Most people tune into political campaigns interested in who is winning and what that candidate is going to do while they are in office, but CIC assistant professor Jacob Long is focused on what was able to create that successful campaign and the methods used to bring that candidate to the top.
In addition to teaching duties, Long researches the impact big data makes in campaign methods during recent elections. “The nice thing about certain aspects of politics is that we have really high-quality data that just so happens to be big that can be helpful to answer our questions,” says Long. The research can be used to determine which doors should be knocked on and how to approach specific subsets of people during campaigning.
As applied to political campaigning, Long focused on how big data benefits candidates’ overall results. Voter registration lists provide accurate information on a large population, providing valuable insights about voter subsets needing candidate focus for a specific campaign. “You may start with a list of all the voters, and then you are trying to get additional information and kind of connect it back to that original thing,” says Long.
National campaigns rely more on big data when campaigning than local city or state elections. By using big data, candidates can be more precise in how they use their time.
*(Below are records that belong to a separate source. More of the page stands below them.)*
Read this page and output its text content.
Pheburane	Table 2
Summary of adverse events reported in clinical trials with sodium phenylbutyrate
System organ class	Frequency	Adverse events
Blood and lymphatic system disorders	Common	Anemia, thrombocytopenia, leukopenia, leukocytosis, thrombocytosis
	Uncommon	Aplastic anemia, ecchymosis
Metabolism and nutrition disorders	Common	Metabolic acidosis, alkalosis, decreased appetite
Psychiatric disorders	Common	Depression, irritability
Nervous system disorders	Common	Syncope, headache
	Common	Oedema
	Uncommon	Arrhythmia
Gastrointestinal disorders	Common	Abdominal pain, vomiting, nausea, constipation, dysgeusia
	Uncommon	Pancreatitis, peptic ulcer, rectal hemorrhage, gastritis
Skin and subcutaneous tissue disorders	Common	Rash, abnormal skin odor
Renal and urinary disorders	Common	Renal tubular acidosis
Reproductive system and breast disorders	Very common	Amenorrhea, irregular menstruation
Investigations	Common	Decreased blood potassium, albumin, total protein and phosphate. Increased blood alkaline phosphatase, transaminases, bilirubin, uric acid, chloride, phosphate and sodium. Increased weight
It allows them to better judge which houses to contact and how to expend resources
Compared to elections in the past, campaigning methods have changed along with society, Long said. Door-to-door campaigning is still used, but email and text have increasingly grown. Only using big data to assess a probable election result can backfire on a candidate. “Many people believe that one of the things that got Hillary Clinton to lose was an over-reliance on big data,” Long says. When focusing on who to specifically target for campaigning, finding swing voters in the middle can sway election results, Long says.
“If you imagine that every person in America is a line in an Excel spreadsheet, for each person, they basically try to come up with a percentage chance that they’ll vote for your candidate,” said Long. When campaigning, candidates don’t benefit from spending outreach time on voters that have already made up their minds.
Using big data in campaigns is on the rise with each new election. As an outsider looking in on these campaigns, gaining access to big data is getting more difficult. “Campaigns don’t happen that often, and so it’s harder to, you know, say, ‘We use big data on this campaign and we won’,” Long says. Traditional campaigning still remains tried and true: using polling and surveys to determine which residents to reach out to and predicting election results. External factors like the condition of the economy can contribute to the success or failure of a candidate’s campaign, too. In recent election polls, the returned results were very accurate, which is encouraging to the candidates, Long says. “I do not expect polling to drop off just yet.”